A bold step toward noninvasive, high‑resolution tissue imaging
A University of Arizona research team is advancing a transformative approach to viewing living tissues noninvasively. With nearly $2.7 million from the NIH Common Fund Venture Program, the interdisciplinary effort aims to push the boundaries of optical imaging so clinicians can see deeper into skin and soft tissues while preserving high contrast and fine detail. The project is one of only four nationwide funded under a major initiative to advance noninvasive optical imaging for biological systems.
What is synthetic wavelength imaging and why it matters
The core technology behind the project is optical synthetic wavelength imaging (SWI). SWI uses two separate illumination wavelengths to computationally generate a virtual, synthetic imaging wavelength. The longer synthetic wavelength reduces light scattering as it travels through tissue, enabling clearer views deeper below the surface. At the same time, researchers can exploit the high contrast provided by the original illumination wavelengths. The result is a noninvasive imaging modality that can threaten the traditional tradeoffs among depth, resolution and contrast.
Focus on nonmelanoma skin cancers and potential clinical impact
The team’s immediate focus is nonmelanoma skin cancers, such as basal cell carcinoma and squamous cell carcinoma. These cancers can present with diverse lesion sizes, depths and invasion patterns, making accurate margin assessment and treatment monitoring challenging. The researchers aim to create tunable imaging systems capable of balancing depth penetration with resolution and imaging contrast—an improvement over existing modalities that often struggle at greater depths.
“From a translational standpoint, this limitation is particularly important,” said Dr. Clara Curiel-Lewandrowski, chair of Dermatology at the University of Arizona College of Medicine – Tucson and co‑director of the Skin Cancer Institute at the UArizona Cancer Center. “Patients with nonmelanoma skin cancers present with lesions that vary widely in size, depth and pattern of invasion. Our tools must be versatile enough to accurately assess margins at diagnosis and robust enough to monitor response over time.”
Bridging technology and patient care
Led by Florian Willomitzer, associate professor of optical sciences, the team views SWI as a bridge between physics and clinical practice. The research will be supported by advanced computational evaluation algorithms that extract meaningful information from the synthetic wavelength data, enabling clinicians to detect invasive lesions earlier, define tumor margins more precisely and observe how lesions respond to non-invasive therapies in real time.
Co‑investigator Jennifer Barton of biomedical engineering emphasizes the collaborative strength of the project. “This work exemplifies how health sciences, engineering and optical sciences investigators at the University of Arizona can pool expertise to push non-invasive optical imaging forward,” she said.
Beyond skin cancer: broader implications and future directions
While the current work targets nonmelanoma skin cancers, the researchers anticipate that the tunable SWI platform could extend to other applications. Possible avenues include improved detection methods for breast cancer and deeper imaging inside the brain for certain neurological investigations. The team envisions a clinical pathway that begins with imaging skin lesions more accurately and ends with real‑time monitoring of treatment responses, potentially reducing unnecessary surgeries and guiding personalized interventions.
Looking ahead: milestones, clinical translation and impact
According to Willomitzer, synthetic wavelength imaging offers a rare combination: resilience to scattering in deep tissue without sacrificing high tissue contrast at the original optical wavelengths. When coupled with sophisticated computational analyses, SWI could redefine how depth, resolution and contrast are balanced in biomedical imaging. The current project seeks to demonstrate the feasibility of clinical translation, with the long-term aim of noninvasively revealing cellular and tissue structures at resolutions that are clinically meaningful and practically deployable.

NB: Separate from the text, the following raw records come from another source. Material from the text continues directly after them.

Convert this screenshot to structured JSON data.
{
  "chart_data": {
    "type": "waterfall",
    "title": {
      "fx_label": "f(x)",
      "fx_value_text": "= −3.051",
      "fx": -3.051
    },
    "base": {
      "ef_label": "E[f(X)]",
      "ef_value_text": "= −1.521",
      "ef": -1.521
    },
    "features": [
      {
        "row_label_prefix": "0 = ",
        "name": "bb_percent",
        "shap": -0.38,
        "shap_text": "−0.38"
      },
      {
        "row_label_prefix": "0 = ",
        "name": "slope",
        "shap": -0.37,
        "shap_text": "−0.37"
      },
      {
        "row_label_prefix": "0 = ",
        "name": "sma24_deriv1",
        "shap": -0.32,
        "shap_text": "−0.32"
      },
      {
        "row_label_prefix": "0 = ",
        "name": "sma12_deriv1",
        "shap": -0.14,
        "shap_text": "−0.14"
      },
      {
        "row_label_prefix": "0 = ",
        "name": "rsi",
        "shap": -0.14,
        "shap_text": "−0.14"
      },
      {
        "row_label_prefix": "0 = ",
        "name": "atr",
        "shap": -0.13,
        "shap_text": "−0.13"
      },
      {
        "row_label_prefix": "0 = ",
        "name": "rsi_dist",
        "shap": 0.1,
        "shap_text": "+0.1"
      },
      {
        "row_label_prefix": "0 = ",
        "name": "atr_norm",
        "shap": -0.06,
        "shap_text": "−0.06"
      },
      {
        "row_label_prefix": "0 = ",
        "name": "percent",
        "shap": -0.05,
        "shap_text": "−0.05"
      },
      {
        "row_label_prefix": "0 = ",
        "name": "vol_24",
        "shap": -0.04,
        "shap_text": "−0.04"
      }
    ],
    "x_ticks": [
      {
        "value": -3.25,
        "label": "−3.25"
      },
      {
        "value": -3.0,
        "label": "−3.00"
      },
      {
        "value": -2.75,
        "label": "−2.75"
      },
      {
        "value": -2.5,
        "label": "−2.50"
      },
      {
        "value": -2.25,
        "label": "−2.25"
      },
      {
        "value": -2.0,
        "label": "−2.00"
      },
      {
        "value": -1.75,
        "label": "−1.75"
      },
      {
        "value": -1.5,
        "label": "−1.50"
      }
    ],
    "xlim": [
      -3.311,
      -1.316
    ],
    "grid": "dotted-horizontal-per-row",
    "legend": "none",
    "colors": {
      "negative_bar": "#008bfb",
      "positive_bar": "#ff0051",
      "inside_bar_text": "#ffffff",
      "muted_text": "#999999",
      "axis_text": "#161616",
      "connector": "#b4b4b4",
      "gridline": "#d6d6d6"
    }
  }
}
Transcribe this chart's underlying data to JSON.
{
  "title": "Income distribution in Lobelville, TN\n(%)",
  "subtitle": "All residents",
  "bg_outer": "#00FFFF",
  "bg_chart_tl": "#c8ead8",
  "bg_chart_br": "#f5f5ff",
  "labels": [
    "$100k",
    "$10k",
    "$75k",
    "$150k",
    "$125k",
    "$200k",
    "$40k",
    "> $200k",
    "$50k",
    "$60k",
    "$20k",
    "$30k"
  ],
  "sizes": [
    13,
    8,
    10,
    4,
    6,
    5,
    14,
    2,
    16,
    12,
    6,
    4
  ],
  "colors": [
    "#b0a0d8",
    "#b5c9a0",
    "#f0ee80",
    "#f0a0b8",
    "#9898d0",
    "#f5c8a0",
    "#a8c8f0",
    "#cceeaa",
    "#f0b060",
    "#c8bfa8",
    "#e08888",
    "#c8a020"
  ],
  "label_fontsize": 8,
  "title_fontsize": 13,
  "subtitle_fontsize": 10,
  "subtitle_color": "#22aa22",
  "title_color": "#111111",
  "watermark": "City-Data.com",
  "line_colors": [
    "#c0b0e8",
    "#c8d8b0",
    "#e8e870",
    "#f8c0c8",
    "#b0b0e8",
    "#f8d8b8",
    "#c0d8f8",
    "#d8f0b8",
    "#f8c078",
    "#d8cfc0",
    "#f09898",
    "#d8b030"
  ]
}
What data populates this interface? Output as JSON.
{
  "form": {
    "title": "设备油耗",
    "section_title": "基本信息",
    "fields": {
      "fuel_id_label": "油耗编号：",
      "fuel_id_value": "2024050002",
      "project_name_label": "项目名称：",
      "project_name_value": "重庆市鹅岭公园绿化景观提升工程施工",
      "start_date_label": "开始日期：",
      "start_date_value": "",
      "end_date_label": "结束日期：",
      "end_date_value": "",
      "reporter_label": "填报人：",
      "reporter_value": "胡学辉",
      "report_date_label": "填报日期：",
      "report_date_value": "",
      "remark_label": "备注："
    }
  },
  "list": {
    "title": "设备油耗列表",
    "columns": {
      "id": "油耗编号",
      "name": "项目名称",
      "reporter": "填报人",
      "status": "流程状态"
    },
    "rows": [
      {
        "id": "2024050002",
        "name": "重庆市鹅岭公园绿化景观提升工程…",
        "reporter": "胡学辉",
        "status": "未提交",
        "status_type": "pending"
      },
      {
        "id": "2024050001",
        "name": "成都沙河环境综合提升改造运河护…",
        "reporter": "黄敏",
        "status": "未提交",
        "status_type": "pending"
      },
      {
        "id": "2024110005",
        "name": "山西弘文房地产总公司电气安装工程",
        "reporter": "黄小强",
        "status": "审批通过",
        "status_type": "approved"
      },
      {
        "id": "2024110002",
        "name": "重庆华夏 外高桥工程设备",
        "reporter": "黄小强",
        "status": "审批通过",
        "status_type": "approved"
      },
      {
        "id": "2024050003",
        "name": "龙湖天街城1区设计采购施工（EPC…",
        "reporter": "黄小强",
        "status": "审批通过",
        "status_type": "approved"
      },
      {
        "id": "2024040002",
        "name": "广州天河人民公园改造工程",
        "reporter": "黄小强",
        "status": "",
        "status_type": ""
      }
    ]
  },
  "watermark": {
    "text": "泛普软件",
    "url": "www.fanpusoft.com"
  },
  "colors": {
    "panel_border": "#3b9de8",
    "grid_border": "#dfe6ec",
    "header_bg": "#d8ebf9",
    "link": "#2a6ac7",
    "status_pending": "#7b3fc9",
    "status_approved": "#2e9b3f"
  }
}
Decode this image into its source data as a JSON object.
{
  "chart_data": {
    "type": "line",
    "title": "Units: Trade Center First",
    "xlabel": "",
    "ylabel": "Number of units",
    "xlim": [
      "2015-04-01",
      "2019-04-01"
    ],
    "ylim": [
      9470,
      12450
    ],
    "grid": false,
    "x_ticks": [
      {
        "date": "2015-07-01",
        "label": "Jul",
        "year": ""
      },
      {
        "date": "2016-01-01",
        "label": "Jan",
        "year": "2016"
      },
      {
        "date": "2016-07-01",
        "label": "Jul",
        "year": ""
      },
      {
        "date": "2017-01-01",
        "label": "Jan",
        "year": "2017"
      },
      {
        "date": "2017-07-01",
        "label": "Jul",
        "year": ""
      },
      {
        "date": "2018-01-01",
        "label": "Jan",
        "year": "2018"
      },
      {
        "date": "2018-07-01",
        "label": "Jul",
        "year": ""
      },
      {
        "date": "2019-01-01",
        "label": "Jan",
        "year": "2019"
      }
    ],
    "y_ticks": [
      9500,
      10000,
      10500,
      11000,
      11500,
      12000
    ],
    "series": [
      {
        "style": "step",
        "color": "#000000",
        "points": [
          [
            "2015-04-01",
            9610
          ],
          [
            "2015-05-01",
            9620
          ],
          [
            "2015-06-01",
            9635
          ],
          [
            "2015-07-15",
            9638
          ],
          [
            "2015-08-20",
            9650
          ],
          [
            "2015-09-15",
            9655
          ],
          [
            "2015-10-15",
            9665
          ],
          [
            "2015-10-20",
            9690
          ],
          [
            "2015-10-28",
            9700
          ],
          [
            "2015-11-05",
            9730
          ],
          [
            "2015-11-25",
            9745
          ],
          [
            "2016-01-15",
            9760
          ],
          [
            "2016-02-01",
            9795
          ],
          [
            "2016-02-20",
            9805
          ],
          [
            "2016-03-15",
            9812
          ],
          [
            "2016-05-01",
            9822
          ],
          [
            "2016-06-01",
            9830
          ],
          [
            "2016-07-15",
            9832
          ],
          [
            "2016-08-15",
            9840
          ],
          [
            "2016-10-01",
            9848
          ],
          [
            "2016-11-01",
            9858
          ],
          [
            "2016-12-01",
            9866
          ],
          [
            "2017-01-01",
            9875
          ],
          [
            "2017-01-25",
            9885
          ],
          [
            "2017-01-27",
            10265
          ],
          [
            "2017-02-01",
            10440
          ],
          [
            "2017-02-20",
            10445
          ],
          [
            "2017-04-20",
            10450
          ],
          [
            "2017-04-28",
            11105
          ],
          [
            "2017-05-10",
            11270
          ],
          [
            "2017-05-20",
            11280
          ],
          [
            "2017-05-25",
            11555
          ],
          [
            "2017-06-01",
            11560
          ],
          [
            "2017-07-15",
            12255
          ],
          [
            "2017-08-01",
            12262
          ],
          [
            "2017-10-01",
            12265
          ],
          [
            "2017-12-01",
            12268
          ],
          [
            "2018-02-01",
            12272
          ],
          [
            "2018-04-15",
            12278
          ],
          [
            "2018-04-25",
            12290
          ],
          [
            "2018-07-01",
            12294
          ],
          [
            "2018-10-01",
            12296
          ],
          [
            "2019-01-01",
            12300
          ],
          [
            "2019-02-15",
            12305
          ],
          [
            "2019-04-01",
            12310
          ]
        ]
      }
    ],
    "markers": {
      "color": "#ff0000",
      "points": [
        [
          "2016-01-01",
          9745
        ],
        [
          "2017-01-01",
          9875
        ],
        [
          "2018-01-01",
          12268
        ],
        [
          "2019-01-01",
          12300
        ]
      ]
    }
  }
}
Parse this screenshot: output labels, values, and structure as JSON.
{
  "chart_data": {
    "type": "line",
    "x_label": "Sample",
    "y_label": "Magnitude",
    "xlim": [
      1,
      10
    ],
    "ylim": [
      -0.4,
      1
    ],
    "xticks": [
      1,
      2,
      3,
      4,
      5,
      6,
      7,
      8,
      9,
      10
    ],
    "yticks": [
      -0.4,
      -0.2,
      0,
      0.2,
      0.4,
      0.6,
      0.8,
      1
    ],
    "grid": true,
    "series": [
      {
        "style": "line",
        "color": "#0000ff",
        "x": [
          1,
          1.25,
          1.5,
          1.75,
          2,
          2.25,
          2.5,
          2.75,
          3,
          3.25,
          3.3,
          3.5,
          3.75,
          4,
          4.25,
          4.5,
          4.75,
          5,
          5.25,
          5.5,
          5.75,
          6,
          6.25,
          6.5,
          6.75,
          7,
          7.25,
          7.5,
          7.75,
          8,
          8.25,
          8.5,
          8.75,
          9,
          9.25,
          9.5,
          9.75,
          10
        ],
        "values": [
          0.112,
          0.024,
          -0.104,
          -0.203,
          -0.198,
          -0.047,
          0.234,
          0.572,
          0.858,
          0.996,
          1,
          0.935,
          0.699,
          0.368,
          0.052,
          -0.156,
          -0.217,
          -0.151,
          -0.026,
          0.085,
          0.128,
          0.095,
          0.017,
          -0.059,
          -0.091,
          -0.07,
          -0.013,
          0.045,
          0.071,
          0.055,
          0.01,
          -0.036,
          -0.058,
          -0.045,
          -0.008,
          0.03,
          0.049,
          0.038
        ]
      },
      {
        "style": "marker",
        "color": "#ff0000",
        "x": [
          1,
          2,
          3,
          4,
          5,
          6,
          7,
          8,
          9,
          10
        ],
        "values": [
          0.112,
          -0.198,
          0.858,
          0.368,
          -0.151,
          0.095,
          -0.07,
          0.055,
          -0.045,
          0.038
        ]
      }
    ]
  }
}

What this means for patients and the future of cancer care
Ultimately, the team hopes to enable earlier detection of invasive skin cancers, clearer delineation of tumor margins at diagnosis and real‑time monitoring of non‑invasive treatments. If successful, these advances could help tailor intervention length and dosing to individual patients, improving outcomes while potentially reducing exposure to unnecessary procedures.
As Curiel-Lewandrowski notes, the vision is to translate this imaging innovation into routine clinical practice, bringing sharper, deeper views of living tissues from the lab to the clinic with meaningful benefits for patient care.